The Park's decision to capture today led to a rift with the state of Montana. According to Governor Schweitzer's office, the state will not participate in the capture operation. Governor Schweitzer's spokesperson Mike Volesky said, "Any time we're in the midst of hunting no state agents will be involved in capture, testing, or transport of bison to slaughter." Volesky went on to say, "These are park bison and the park is going to do what the park is going to do with them."
The Montana Department of Fish, Wildlife and Parks announced yesterday that they will suspend Montana's bison hunt along the Park's western boundary beginning today, 1/2 hour after sunset. The Montana Department of Livestock (DOL) plans to resume hazing operations as soon as Thursday.
"In this power play between the National Park Service and the State of Montana, the only loser will be the bison," said Dan Brister, Project Director for the Buffalo Field Campaign. "The Park Service is entrusted with protecting America's national treasures. Instead the agency is flexing political muscle by killing the bison it is supposed to safeguard."
Al Nash, Chief of Public Relations for Yellowstone National Park told representatives of Buffalo Field Campaign that the Park Service has conducted nine hazing operations, in which they force wild migrating buffalo off of their critical winter range habitat in order to protect Montana's brucellosis-free status.
"Yellowstone used to be a wildlife sanctuary. Under the watch of Superintendent Suzanne Lewis it has been transformed into a buffalo slaughter facility set up to do the bidding of Montana's livestock industry," said Mike Mease, Campaign Coordinator and cofounder of the Buffalo Field Campaign.
State and Federal agencies participating in the Interagency Bison Management Plan justify Montana's lack of bison tolerance on the unfounded fear that bison may transmit brucellosis, a European livestock disease, to cattle. Bulls, yearlings and non-pregnant females pose no risk of transmitting the bacteria. There has never been a documented case of wild bison transmitting brucellosis to livestock.
"The Park Service is working with its neighbors to protect Montana's brucellosis-free status; the only option available is to capture and send the bison to slaughter," said Yellowstone National Park spokesperson Al Nash.
In the past ten years Montana and the U.S. Government have killed 2,479 wild Yellowstone bison, more than half of the existing herd.
"The Park Service claims that they are 'managing for a wild population of bison,' but when an agency impedes natural migration, advocates for a state's livestock industry over protecting wildlife, and captures and slaughters buffalo, that can hardly be considered doing anything but the bidding of Montana's livestock industry," said BFC's Stephany Seay.
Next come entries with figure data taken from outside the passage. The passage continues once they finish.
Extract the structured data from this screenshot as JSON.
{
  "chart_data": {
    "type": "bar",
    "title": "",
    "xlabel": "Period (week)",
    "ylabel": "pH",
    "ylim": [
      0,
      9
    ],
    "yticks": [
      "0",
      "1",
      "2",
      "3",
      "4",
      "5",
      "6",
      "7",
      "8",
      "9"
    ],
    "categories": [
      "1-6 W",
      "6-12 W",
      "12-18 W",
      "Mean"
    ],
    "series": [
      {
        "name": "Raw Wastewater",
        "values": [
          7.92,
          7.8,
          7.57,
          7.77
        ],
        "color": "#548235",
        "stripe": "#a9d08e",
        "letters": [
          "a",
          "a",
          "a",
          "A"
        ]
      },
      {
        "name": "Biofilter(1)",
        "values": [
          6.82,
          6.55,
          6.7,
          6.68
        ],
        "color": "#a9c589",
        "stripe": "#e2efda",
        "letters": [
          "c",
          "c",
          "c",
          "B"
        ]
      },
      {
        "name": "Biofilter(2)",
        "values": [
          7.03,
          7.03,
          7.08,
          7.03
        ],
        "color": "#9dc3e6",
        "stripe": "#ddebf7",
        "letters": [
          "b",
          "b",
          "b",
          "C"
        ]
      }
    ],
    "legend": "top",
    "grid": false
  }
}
The bison that inhabit the Yellowstone region are the last wild, genetically pure, unfenced bison left in the country. They are the only bison to have continuously occupied their native range and they are the last bison to follow their natural instinct to migrate. Like other wild ungulates, bison move to lower elevations outside the park in response to the region's harsh winters. Yet, unlike other wild ungulates, wild bison are not allowed to leave Yellowstone National Park and are subject to hazing, capture, and slaughter when they do.
Buffalo Field Campaign is the only group working in the field, everyday, to stop the slaughter of the wild Yellowstone buffalo. Volunteers defend the buffalo on their native habitat and advocate for their protection.